Docker run command: /usr/bin/docker run --name=container_e06_1541194419811_0015_01_000002 --user=1015:1015 --net=yarnnetwork -v /hadoop/yarn/local/filecache:/hadoop/yarn/local/filecache:ro -v /hadoop/yarn/local/usercache/shjelmfelt/filecache:/hadoop/yarn/local/usercache/admin/filecache:ro -v /hadoop/yarn/log/application_1541194419811_0015/container_e06_1541194419811_0015_01_000002:/hadoop/yarn/log/application_1541194419811_0015/container_e06_1541194419811_0015_01_000002 -v /hadoop/yarn/local/usercache/admin/appcache/application_1541194419811_0015:/hadoop/yarn/local/usercache/admin/appcache/application_1541194419811_0015 --cgroup-parent=/hadoop-yarn/container_e06_1541194419811_0015_01_000002 --cap-drop=ALL --cap-add=SYS_CHROOT --cap-add=MKNOD --cap-add=SETFCAP --cap-add=SETPCAP --cap-add=DAC_READ_SEARCH --cap-add=FSETID --cap-add=SYS_PTRACE --cap-add=CHOWN --cap-add=SYS_ADMIN --cap-add=AUDIT_WRITE --cap-add=SETGID --cap-add=NET_RAW --cap-add=FOWNER --cap-add=SETUID --cap-add=DAC_OVERRIDE --cap-add=KILL --cap-add=NET_BIND_SERVICE --hostname=myappcontainers-0.myapp.admin.EXAMPLE.COM --group-add 1015 --env-file /hadoop/yarn/local/nmPrivate/application_1541194419811_0015/container_e06_1541194419811_0015_01_000002/docker.container_e06_1541194419811_0015_01_0000022942289027318724111.env 172.26.224.119:5000/myapp:1.0-SNAPSHOT input1 input2 1>/hadoop/yarn/log/application_1541194419811_0015/container_e06_1541194419811_0015_01_000002/stdout.txt 2>/hadoop/yarn/log/application_1541194419811_0015/container_e06_1541194419811_0015_01_000002/stderr.txt 
Received input: input1,input2 1>/hadoop/yarn/log/application_1541194419811_0015/container_e06_1541194419811_0015_01_000002/stdout.txt 2>/hadoop/yarn/log/application_1541194419811_0015/container_e06_1541194419811_0015_01_000002/stderr.txt

avatar
Expert Contributor

@Sam Hjelmfelt I don't think setting YARN_CONTAINER_RUNTIME_DOCKER_RUN_OVERRIDE_DISABLE in yarn-env.sh, will set the same in the ContainerLaunchContext. Have you tried setting it in the service spec itself to see if it helps ?

avatar
Rising Star

Comma separating the launch_command fields and setting YARN_CONTAINER_RUNTIME_DOCKER_RUN_OVERRIDE_DISABLE=true in the service definition rather than yarn-site.env allowed me to use my custom entrypoint as expected in HDP 3.0.1.
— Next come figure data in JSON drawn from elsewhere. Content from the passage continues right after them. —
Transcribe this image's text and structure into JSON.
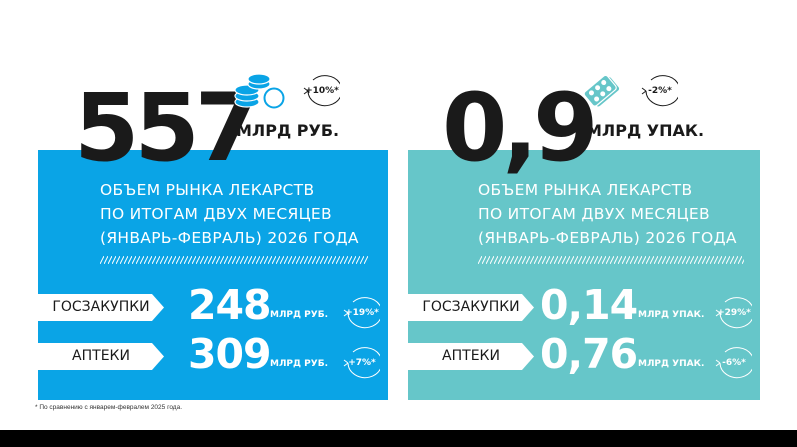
{
  "left": {
    "value": "557",
    "unit": "МЛРД РУБ.",
    "icon": "coins-icon",
    "change": "+10%*",
    "description": [
      "ОБЪЕМ РЫНКА ЛЕКАРСТВ",
      "ПО ИТОГАМ ДВУХ МЕСЯЦЕВ",
      "(ЯНВАРЬ-ФЕВРАЛЬ) 2026 ГОДА"
    ],
    "rows": [
      {
        "label": "ГОСЗАКУПКИ",
        "value": "248",
        "unit": "МЛРД РУБ.",
        "change": "+19%*"
      },
      {
        "label": "АПТЕКИ",
        "value": "309",
        "unit": "МЛРД РУБ.",
        "change": "+7%*"
      }
    ],
    "color": "#0aa4e6"
  },
  "right": {
    "value": "0,9",
    "unit": "МЛРД УПАК.",
    "icon": "pills-icon",
    "change": "-2%*",
    "description": [
      "ОБЪЕМ РЫНКА ЛЕКАРСТВ",
      "ПО ИТОГАМ ДВУХ МЕСЯЦЕВ",
      "(ЯНВАРЬ-ФЕВРАЛЬ)  2026 ГОДА"
    ],
    "rows": [
      {
        "label": "ГОСЗАКУПКИ",
        "value": "0,14",
        "unit": "МЛРД УПАК.",
        "change": "+29%*"
      },
      {
        "label": "АПТЕКИ",
        "value": "0,76",
        "unit": "МЛРД УПАК.",
        "change": "-6%*"
      }
    ],
    "color": "#66c6c9"
  },
  "footnote": "* По сравнению с январем-февралем 2025 года."
}
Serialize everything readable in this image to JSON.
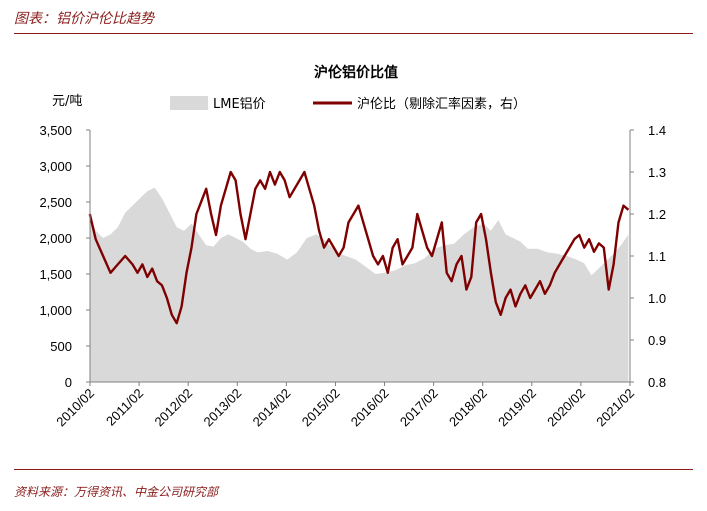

Strangely, exporting YARN_CONTAINER_RUNTIME_DOCKER_RUN_OVERRIDE_DISABLE=true in the yarn-site.env worked fine in my Apache Hadoop 3.1.1 environment, but not in my Ambari-installed HDP 3.0.1 environment. The stdout and stderr redirects are not included in the docker run command in the Apache release. Must be some other setting involved, but I am past my issue, so I will leave it here.

Thanks, @Tarun Parimi!

avatar
New Contributor

How to pass args to your app inside the docker when you run it with spark-submit like ../bin/spark-submit --master yarn --conf spark.executorEnv.YARN_CONTAINER_RUNTIME_TYPE=docker --conf spark.executorEnv. YARN_CONTAINER_RUNTIME_DOCKER_IMAGE=test .. ?

avatar
New Contributor

@Tarun Parimi Thanks for the tip. It helped me too.